Feed monthly through spring and summer with a balanced liquid houseplant fertiliser at half strength; pause in autumn and winter. Periodically flush the soil with pure water to remove fertiliser salts, which readily scorch this cultivar's sensitive leaf margins. Feed monthly through spring and summer with a balanced liquid houseplant fertiliser at half strength; pause in autumn and winter. Periodically flush the soil with pure water to remove fertiliser salts, which readily scorch this cultivar's sensitive leaf margins. Treat that as monthly between spring through early autumn (roughly March to September); ease off in autumn and stop entirely in the low light of winter.

What strength of feed for goeppertia beauty star?

Half strength is the safe default for goeppertia beauty star — houseplant feeds are formulated strong, and the diluted dose is gentler on the roots while still ample for foliage.

What does over-feeding goeppertia beauty star look like?
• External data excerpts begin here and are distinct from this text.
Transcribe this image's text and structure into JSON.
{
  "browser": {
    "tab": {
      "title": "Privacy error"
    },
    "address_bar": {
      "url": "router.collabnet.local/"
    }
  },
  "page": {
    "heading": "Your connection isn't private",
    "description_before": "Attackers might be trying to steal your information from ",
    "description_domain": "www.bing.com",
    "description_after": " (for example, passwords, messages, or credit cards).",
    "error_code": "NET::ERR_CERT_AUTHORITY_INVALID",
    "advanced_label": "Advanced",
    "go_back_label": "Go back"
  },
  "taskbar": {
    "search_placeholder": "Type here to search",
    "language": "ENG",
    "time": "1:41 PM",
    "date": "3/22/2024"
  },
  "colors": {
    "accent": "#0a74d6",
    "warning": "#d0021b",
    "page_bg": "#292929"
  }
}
Brown, crispy leaf tips and edges with no sign of underwatering. A white, crusty salt deposit on the soil surface or pot rim. Weak, pale, stretched new growth that flops. Lower leaves yellow and drop while the soil is correctly watered. Feeding goeppertia beauty star year-round on a fixed schedule, including dark winter months, is the most common mistake — it cannot use the nutrients in low light and the surplus simply burns the roots and crusts the soil.

Should I flush the soil of goeppertia beauty star?

Flush the pot of goeppertia beauty star with plain water until it runs freely from the base every couple of months in the feeding season — it washes out the fertiliser salts that cause brown tips.